By Marcy Stamper
Okanogan County became the poster child for the need for federal payments to counties with large tracts of nontaxable land at a U.S. Senate hearing last week.
Sen. Maria Cantwell (D-Washington) contrasted Okanogan County’s 1.6 million acres of federal lands with the 14 acres in House Speaker Paul Ryan’s Wisconsin district to get her colleagues in the House of Representatives to understand the importance of the funding. Pointing to the disparity in untaxed acreage, Cantwell said, “Therein lies the huge disconnect.”
Funding for the Secure Rural Schools and Community Self-Determination Act (SRS), which compensates counties for nontaxable land, expired in 2015. Washington counties got $17 million in SRS payments in 2016 but, without reauthorization, those same counties received just $2 million last year, Cantwell told the Senate Committee on Energy and Natural Resources committee last week.
For Okanogan County, that translates to $180,000 for 2016, compared with $760,000 the previous year and $715,000 in 2014, according to County Treasurer Leah Mc Cormack. Half of those monies go to the county’s Public Works Department, while the other half is divvied up among eight school districts, she said.
Lawmakers in the House and President Trump don’t seem to understand the importance of the SRS program, which funds roads, emergency services and schools in more than 775 rural counties throughout the Western U.S., said Cantwell. Congress has not passed new legislation since SRS expired two years ago, and money for the program was not included in the president’s proposed budget, she said.
Trump’s budget also cut funding for a similar program, called Payment in Lieu of Taxes (PILT), by 17 percent, said Cantwell.
Ensuring compensation for counties with vast swathes of federal land attracts bipartisan and bicameral support, as evidenced by a bill introduced last week in Congress that would retroactively restore the SRS funding to cover payments for fiscal years 2016 and 2017 — but not guarantee it beyond that. The Senate bill was signed by 15 senators, including Cantwell and colleagues Orrin Hatch (R-Utah) and Mike Crapo (R-Idaho). Cathy McMorris Rogers (R-Washington’s 5th district) introduced the same legislation in the House.
In addition to the loss of funding, counties are affected by the annual uncertainty surrounding SRS and PILT, said Cantwell. Some speakers at the Senate hearing said they rely on the money to pay government workers and can’t plan for staffing, emergency services or infrastructure projects.

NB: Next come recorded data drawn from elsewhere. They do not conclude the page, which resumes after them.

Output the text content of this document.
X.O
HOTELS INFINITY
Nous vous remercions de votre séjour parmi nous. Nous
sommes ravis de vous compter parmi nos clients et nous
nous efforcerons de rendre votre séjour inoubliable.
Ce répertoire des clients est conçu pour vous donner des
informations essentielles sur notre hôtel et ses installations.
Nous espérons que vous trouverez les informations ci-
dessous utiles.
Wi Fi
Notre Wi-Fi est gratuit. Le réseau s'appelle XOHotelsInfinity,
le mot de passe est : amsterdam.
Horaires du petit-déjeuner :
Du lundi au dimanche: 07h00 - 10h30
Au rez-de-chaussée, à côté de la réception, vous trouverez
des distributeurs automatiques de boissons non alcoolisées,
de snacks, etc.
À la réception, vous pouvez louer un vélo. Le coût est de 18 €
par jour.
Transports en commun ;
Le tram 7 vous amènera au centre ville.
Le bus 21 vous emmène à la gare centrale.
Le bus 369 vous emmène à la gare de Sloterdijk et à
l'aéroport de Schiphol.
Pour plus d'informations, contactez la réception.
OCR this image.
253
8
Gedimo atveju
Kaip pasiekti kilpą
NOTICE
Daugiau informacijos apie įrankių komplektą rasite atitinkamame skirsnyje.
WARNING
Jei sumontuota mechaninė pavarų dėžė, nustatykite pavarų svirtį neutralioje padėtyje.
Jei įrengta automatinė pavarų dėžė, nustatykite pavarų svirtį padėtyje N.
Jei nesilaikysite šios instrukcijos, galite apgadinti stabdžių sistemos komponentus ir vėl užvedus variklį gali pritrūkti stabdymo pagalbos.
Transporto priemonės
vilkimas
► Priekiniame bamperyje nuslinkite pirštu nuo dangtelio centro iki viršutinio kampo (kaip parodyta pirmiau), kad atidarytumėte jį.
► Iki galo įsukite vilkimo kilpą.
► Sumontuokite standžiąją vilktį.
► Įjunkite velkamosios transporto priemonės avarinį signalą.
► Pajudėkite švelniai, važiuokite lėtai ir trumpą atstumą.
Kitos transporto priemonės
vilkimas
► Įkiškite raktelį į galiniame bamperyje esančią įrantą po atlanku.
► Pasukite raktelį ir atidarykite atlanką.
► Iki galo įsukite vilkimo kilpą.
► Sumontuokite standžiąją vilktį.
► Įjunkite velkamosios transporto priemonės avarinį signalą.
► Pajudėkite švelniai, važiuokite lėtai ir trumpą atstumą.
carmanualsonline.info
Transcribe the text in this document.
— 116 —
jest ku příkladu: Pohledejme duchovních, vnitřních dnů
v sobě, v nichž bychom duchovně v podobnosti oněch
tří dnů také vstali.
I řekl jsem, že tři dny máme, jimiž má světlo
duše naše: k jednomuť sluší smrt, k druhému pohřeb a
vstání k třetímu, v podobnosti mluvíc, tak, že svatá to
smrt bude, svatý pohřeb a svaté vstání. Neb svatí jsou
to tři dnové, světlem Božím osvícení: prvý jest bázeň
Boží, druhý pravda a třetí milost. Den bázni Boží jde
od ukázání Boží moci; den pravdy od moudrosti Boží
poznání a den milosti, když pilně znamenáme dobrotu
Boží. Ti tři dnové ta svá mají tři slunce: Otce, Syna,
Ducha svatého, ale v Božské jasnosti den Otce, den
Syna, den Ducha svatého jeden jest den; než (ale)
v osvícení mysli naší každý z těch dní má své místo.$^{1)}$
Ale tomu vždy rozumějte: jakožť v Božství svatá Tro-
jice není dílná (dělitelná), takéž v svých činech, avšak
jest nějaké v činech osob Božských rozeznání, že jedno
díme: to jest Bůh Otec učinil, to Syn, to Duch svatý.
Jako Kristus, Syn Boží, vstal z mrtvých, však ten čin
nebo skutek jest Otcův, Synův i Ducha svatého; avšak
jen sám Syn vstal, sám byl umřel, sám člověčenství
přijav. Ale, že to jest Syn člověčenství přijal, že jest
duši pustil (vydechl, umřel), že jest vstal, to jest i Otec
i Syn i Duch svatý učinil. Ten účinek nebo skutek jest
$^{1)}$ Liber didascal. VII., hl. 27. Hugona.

School district doesn’t count on the money
“We were just looking at the SRS money within the larger framework of federal funding in general, and trying to make sense of the impacts the federal budget will have on the district,” Methow Valley School District Superintendent Tom Venable said this week.
The money that comes through the SRS program is so inconsistent that the school district doesn’t depend on it when creating its budget, said Venable. When SRS money is available, the district has used it to offset the cost of smaller classes.
Venable said it’s still too early to predict the full effect on the district of changes in both the state and federal budgets, but he anticipates cuts in funding for professional development.
School administrators expect a modest increase in federal monies designated for school choice, most likely in the form of vouchers. “We can anticipate an increase in funding, but the specific allocation could mean a net loss to public schools — and make it less possible for schools to offer choice,” said Venable. The federal vouchers could potentially go beyond charter schools and be used for private schools, he said.
History of SRS and PILT
Nearly 100 years ago, Congress passed legislation specifying that 25 percent of revenues from timber harvests on federal lands would be shared with affected counties for “the benefit of the public schools and public roads in… counties in which national forests are situated.”
Because of significant reductions in timber harvest over the past 30 years, those revenues have dropped more than 70 percent, according to McMorris Rodgers. SRS was first enacted in 2000 to make up for this change in revenue. Without SRS, counties receive only the original 25-percent allocation.
The PILT program was started in 1976 as another way of compensating counties for nontaxable lands. Federal PILT funding for Okanogan County has remained consistent in recent years, with the county getting between $2.2 and $2.4 million annually, said Mc Cormack.
Nevertheless, the 2016 Congressional appropriation that fully funded PILT at $452 million is $28 million short of the estimate needed for the current year, a speaker for the National Association of Counties told the Senate committee.
The county also gets state PILT money, which has been cut by two-thirds in recent years. The state Senate has proposed additional money for the program, but the budget is still in play.
In his Senate testimony, Mark Haggerty, an economic geographer with the nonprofit research group Headwaters Economics, proposed a permanent trust fund to replace the recurring ritual to get Congress to adequately fund SRS and PILT. Alternatively, Haggerty proposed combining the two programs to provide predictable payments.